Drôle d’expression que celle qui fleurit depuis
48 heures dans la bouche des libéraux. « Grève préventive », le mot
que tous reprennent pour disqualifier l’action de la CGT dans les raffineries,
est en fait signé Laurent Berger. Ministre, parlementaire ou éditorialiste,
chacun saisit l’aubaine de la charge du dirigeant de la CFDT pour y joindre son
couplet contre la grève qui paralyse les stations Total et Esso. Une façon de
dire que les salariés auraient délibérément choisi le blocage sans que la
situation l’exige. Les plus conservateurs ne disent pas encore « grève de confort », mais ils y pensent très fort. De là à imaginer de nouvelles restrictions au droit de grève, il n’y a qu’un pas.

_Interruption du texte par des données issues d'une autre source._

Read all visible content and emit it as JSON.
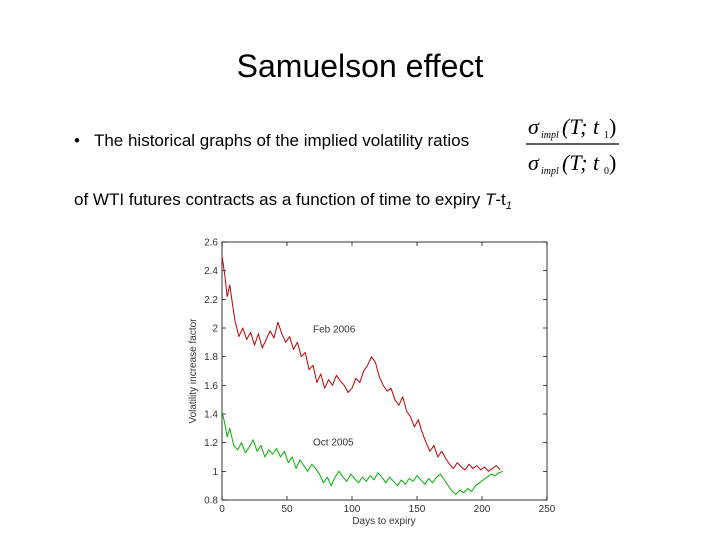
{
  "slide": {
    "title": "Samuelson effect",
    "bullet": "•",
    "bullet_text": "The historical graphs of the implied volatility ratios",
    "line2_text": "of WTI futures contracts as a function of time to expiry ",
    "expiry_T": "T",
    "expiry_minus_t": "-t",
    "expiry_sub": "1"
  },
  "formula": {
    "sigma": "σ",
    "impl": "impl",
    "numerator_args": "(T; t",
    "numerator_sub": "1",
    "denominator_args": "(T; t",
    "denominator_sub": "0",
    "close": ")"
  },
  "chart_data": {
    "type": "line",
    "xlabel": "Days to expiry",
    "ylabel": "Volatility increase factor",
    "xlim": [
      0,
      250
    ],
    "ylim": [
      0.8,
      2.6
    ],
    "xticks": [
      0,
      50,
      100,
      150,
      200,
      250
    ],
    "yticks": [
      0.8,
      1.0,
      1.2,
      1.4,
      1.6,
      1.8,
      2.0,
      2.2,
      2.4,
      2.6
    ],
    "xtick_labels": [
      "0",
      "50",
      "100",
      "150",
      "200",
      "250"
    ],
    "ytick_labels": [
      "0.8",
      "1",
      "1.2",
      "1.4",
      "1.6",
      "1.8",
      "2",
      "2.2",
      "2.4",
      "2.6"
    ],
    "grid": false,
    "series": [
      {
        "name": "Feb 2006",
        "color": "#c00000",
        "x": [
          0,
          2,
          4,
          6,
          8,
          10,
          13,
          16,
          19,
          22,
          25,
          28,
          31,
          34,
          37,
          40,
          43,
          46,
          49,
          52,
          55,
          58,
          61,
          64,
          67,
          70,
          73,
          76,
          79,
          82,
          85,
          88,
          91,
          94,
          97,
          100,
          103,
          106,
          109,
          112,
          115,
          118,
          121,
          124,
          127,
          130,
          133,
          136,
          139,
          142,
          145,
          148,
          151,
          154,
          157,
          160,
          163,
          166,
          169,
          172,
          175,
          178,
          181,
          184,
          187,
          190,
          193,
          196,
          199,
          202,
          205,
          208,
          211,
          214
        ],
        "y": [
          2.5,
          2.38,
          2.22,
          2.3,
          2.17,
          2.05,
          1.94,
          2.0,
          1.92,
          1.97,
          1.88,
          1.96,
          1.86,
          1.92,
          1.98,
          1.93,
          2.04,
          1.96,
          1.9,
          1.94,
          1.85,
          1.9,
          1.8,
          1.83,
          1.71,
          1.74,
          1.62,
          1.68,
          1.58,
          1.64,
          1.6,
          1.67,
          1.63,
          1.6,
          1.55,
          1.58,
          1.65,
          1.62,
          1.7,
          1.74,
          1.8,
          1.76,
          1.66,
          1.6,
          1.56,
          1.58,
          1.5,
          1.46,
          1.52,
          1.42,
          1.38,
          1.31,
          1.36,
          1.27,
          1.2,
          1.14,
          1.18,
          1.1,
          1.14,
          1.09,
          1.05,
          1.02,
          1.06,
          1.03,
          1.01,
          1.05,
          1.02,
          1.04,
          1.01,
          1.03,
          1.0,
          1.02,
          1.04,
          1.01
        ]
      },
      {
        "name": "Oct 2005",
        "color": "#00b000",
        "x": [
          0,
          2,
          4,
          6,
          9,
          12,
          15,
          18,
          21,
          24,
          27,
          30,
          33,
          36,
          39,
          42,
          45,
          48,
          51,
          54,
          57,
          60,
          63,
          66,
          69,
          72,
          75,
          78,
          81,
          84,
          87,
          90,
          93,
          96,
          99,
          102,
          105,
          108,
          111,
          114,
          117,
          120,
          123,
          126,
          129,
          132,
          135,
          138,
          141,
          144,
          147,
          150,
          153,
          156,
          159,
          162,
          165,
          168,
          171,
          174,
          177,
          180,
          183,
          186,
          189,
          192,
          195,
          198,
          201,
          204,
          207,
          210,
          213,
          216
        ],
        "y": [
          1.42,
          1.34,
          1.24,
          1.3,
          1.18,
          1.15,
          1.2,
          1.13,
          1.17,
          1.22,
          1.14,
          1.18,
          1.1,
          1.15,
          1.12,
          1.16,
          1.1,
          1.14,
          1.06,
          1.1,
          1.02,
          1.08,
          1.04,
          1.0,
          1.05,
          1.02,
          0.98,
          0.92,
          0.96,
          0.9,
          0.96,
          1.0,
          0.96,
          0.93,
          0.98,
          0.95,
          0.92,
          0.96,
          0.93,
          0.97,
          0.94,
          0.99,
          0.96,
          0.92,
          0.96,
          0.93,
          0.9,
          0.94,
          0.91,
          0.95,
          0.93,
          0.97,
          0.94,
          0.91,
          0.95,
          0.92,
          0.96,
          0.98,
          0.94,
          0.9,
          0.86,
          0.84,
          0.87,
          0.85,
          0.88,
          0.86,
          0.9,
          0.92,
          0.94,
          0.96,
          0.98,
          0.97,
          0.99,
          1.0
        ]
      }
    ]
  }
}
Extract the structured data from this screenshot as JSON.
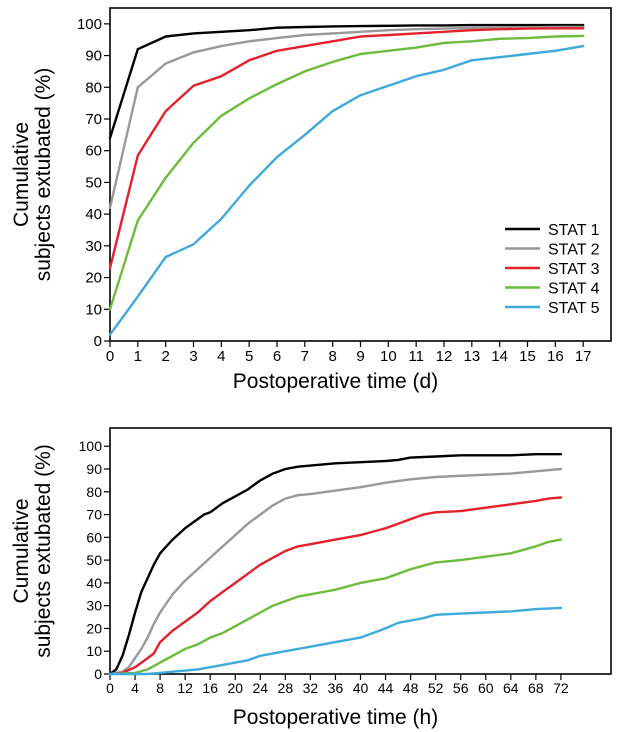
{
  "chart_data": [
    {
      "type": "line",
      "title": "",
      "xlabel": "Postoperative time (d)",
      "ylabel": [
        "Cumulative",
        "subjects extubated (%)"
      ],
      "xlim": [
        0,
        18
      ],
      "ylim": [
        0,
        105
      ],
      "xticks": [
        0,
        1,
        2,
        3,
        4,
        5,
        6,
        7,
        8,
        9,
        10,
        11,
        12,
        13,
        14,
        15,
        16,
        17
      ],
      "yticks": [
        0,
        10,
        20,
        30,
        40,
        50,
        60,
        70,
        80,
        90,
        100
      ],
      "legend_position": "bottom-right",
      "grid": false,
      "series": [
        {
          "name": "STAT 1",
          "color": "#000000",
          "x": [
            0,
            1,
            2,
            3,
            4,
            5,
            6,
            7,
            8,
            9,
            10,
            11,
            12,
            13,
            14,
            15,
            16,
            17
          ],
          "y": [
            64,
            92,
            96,
            97,
            97.5,
            98,
            98.8,
            99,
            99.2,
            99.3,
            99.4,
            99.5,
            99.5,
            99.6,
            99.6,
            99.6,
            99.6,
            99.6
          ]
        },
        {
          "name": "STAT 2",
          "color": "#999999",
          "x": [
            0,
            1,
            2,
            3,
            4,
            5,
            6,
            7,
            8,
            9,
            10,
            11,
            12,
            13,
            14,
            15,
            16,
            17
          ],
          "y": [
            42,
            80,
            87.5,
            91,
            93,
            94.5,
            95.5,
            96.5,
            97,
            97.5,
            98,
            98.3,
            98.5,
            98.7,
            98.8,
            98.9,
            99,
            99
          ]
        },
        {
          "name": "STAT 3",
          "color": "#e3212b",
          "x": [
            0,
            1,
            2,
            3,
            4,
            5,
            6,
            7,
            8,
            9,
            10,
            11,
            12,
            13,
            14,
            15,
            16,
            17
          ],
          "y": [
            23,
            58.5,
            72.5,
            80.5,
            83.5,
            88.5,
            91.5,
            93,
            94.5,
            96,
            96.5,
            97,
            97.5,
            98,
            98.3,
            98.5,
            98.6,
            98.6
          ]
        },
        {
          "name": "STAT 4",
          "color": "#6cbb3c",
          "x": [
            0,
            1,
            2,
            3,
            4,
            5,
            6,
            7,
            8,
            9,
            10,
            11,
            12,
            13,
            14,
            15,
            16,
            17
          ],
          "y": [
            10,
            38,
            51.5,
            62.5,
            71,
            76.5,
            81,
            85,
            88,
            90.5,
            91.5,
            92.5,
            94,
            94.5,
            95.3,
            95.5,
            96,
            96.2
          ]
        },
        {
          "name": "STAT 5",
          "color": "#3fa9dc",
          "x": [
            0,
            1,
            2,
            3,
            4,
            5,
            6,
            7,
            8,
            9,
            10,
            11,
            12,
            13,
            14,
            15,
            16,
            17
          ],
          "y": [
            2,
            14,
            26.5,
            30.5,
            38.5,
            49,
            58,
            65,
            72.5,
            77.5,
            80.5,
            83.5,
            85.5,
            88.5,
            89.5,
            90.5,
            91.5,
            93
          ]
        }
      ]
    },
    {
      "type": "line",
      "title": "",
      "xlabel": "Postoperative time (h)",
      "ylabel": [
        "Cumulative",
        "subjects extubated (%)"
      ],
      "xlim": [
        0,
        80
      ],
      "ylim": [
        0,
        108
      ],
      "xticks": [
        0,
        4,
        8,
        12,
        16,
        20,
        24,
        28,
        32,
        36,
        40,
        44,
        48,
        52,
        56,
        60,
        64,
        68,
        72
      ],
      "yticks": [
        0,
        10,
        20,
        30,
        40,
        50,
        60,
        70,
        80,
        90,
        100
      ],
      "grid": false,
      "series": [
        {
          "name": "STAT 1",
          "color": "#000000",
          "x": [
            0,
            1,
            2,
            3,
            4,
            5,
            6,
            7,
            8,
            10,
            12,
            14,
            15,
            16,
            18,
            20,
            22,
            23,
            24,
            26,
            28,
            30,
            32,
            36,
            40,
            44,
            46,
            48,
            52,
            56,
            60,
            64,
            68,
            72
          ],
          "y": [
            0,
            2,
            8,
            17,
            27,
            36,
            42,
            48,
            53,
            59,
            64,
            68,
            70,
            71,
            75,
            78,
            81,
            83,
            85,
            88,
            90,
            91,
            91.5,
            92.5,
            93,
            93.5,
            94,
            95,
            95.5,
            96,
            96,
            96,
            96.5,
            96.5
          ]
        },
        {
          "name": "STAT 2",
          "color": "#999999",
          "x": [
            0,
            2,
            3,
            4,
            5,
            6,
            7,
            8,
            10,
            12,
            14,
            16,
            18,
            20,
            22,
            24,
            26,
            28,
            30,
            32,
            36,
            40,
            44,
            48,
            52,
            56,
            60,
            64,
            68,
            72
          ],
          "y": [
            0,
            1,
            3,
            7,
            11,
            16,
            22,
            27,
            35,
            41,
            46,
            51,
            56,
            61,
            66,
            70,
            74,
            77,
            78.5,
            79,
            80.5,
            82,
            84,
            85.5,
            86.5,
            87,
            87.5,
            88,
            89,
            90
          ]
        },
        {
          "name": "STAT 3",
          "color": "#e3212b",
          "x": [
            0,
            2,
            4,
            6,
            7,
            8,
            10,
            12,
            14,
            16,
            18,
            20,
            22,
            24,
            26,
            28,
            30,
            32,
            36,
            40,
            44,
            46,
            48,
            50,
            52,
            56,
            60,
            64,
            68,
            70,
            72
          ],
          "y": [
            0,
            0.5,
            3,
            7,
            9,
            14,
            19,
            23,
            27,
            32,
            36,
            40,
            44,
            48,
            51,
            54,
            56,
            57,
            59,
            61,
            64,
            66,
            68,
            70,
            71,
            71.5,
            73,
            74.5,
            76,
            77,
            77.5
          ]
        },
        {
          "name": "STAT 4",
          "color": "#6cbb3c",
          "x": [
            0,
            4,
            6,
            8,
            10,
            12,
            14,
            16,
            18,
            20,
            22,
            24,
            26,
            28,
            30,
            32,
            34,
            36,
            40,
            44,
            48,
            52,
            56,
            60,
            64,
            68,
            70,
            72
          ],
          "y": [
            0,
            0.5,
            2,
            5,
            8,
            11,
            13,
            16,
            18,
            21,
            24,
            27,
            30,
            32,
            34,
            35,
            36,
            37,
            40,
            42,
            46,
            49,
            50,
            51.5,
            53,
            56,
            58,
            59
          ]
        },
        {
          "name": "STAT 5",
          "color": "#3fa9dc",
          "x": [
            0,
            6,
            8,
            10,
            12,
            14,
            16,
            18,
            20,
            22,
            24,
            28,
            32,
            36,
            40,
            44,
            46,
            48,
            50,
            52,
            56,
            60,
            64,
            68,
            72
          ],
          "y": [
            0,
            0,
            0.5,
            1,
            1.5,
            2,
            3,
            4,
            5,
            6,
            8,
            10,
            12,
            14,
            16,
            20,
            22.5,
            23.5,
            24.5,
            26,
            26.5,
            27,
            27.5,
            28.5,
            29
          ]
        }
      ]
    }
  ]
}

Mais cette grève n’est « préventive » que pour
ceux qui font semblant de ne pas en comprendre les ressorts. La négociation
annuelle obligatoire sur les salaires chez Total était-elle sur le point de
démarrer ? Oui, mais
celle-ci doit porter sur les rémunérations de l’an prochain. Autant dire qu’au mieux,
les salariés ne toucheront le premier euro d’une augmentation, si
elle a lieu, que fin janvier… et nous ne sommes même pas à la mi-octobre.
Pendant ce temps, l’inflation n’attend pas et continue de ronger les fins de
mois. Elle devrait culminer à 6 % cette année, loin des prévisions de l’an
dernier à la même époque. Grève « préventive » ? Mais cela fait des mois que la CGT demande une négociation sur la revalorisation des salaires pour 2022
en raison de l’inflation, sans autre réponse de la direction que : « On verra l’an prochain. » À ce niveau de mépris, on devrait parler de
grève défensive.
Plutôt que de fustiger l’action légitime des salariés,
mieux vaut se pencher sur les comptes de Total au premier semestre. On sait que
les bénéfices du groupe explosent, mais qu’en est-il de la branche raffinage,
touchée par les grèves ? Son résultat net a été multiplié par cinq en un an, à 3,88 milliards d’euros, contre 754 millions en
2021. De janvier à juin, trois
milliards d’euros supplémentaires sont ainsi entrés dans les
caisses au titre de l’activité raffinage. Et les salariés devraient patienter
encore… « Grève préventive », vraiment ?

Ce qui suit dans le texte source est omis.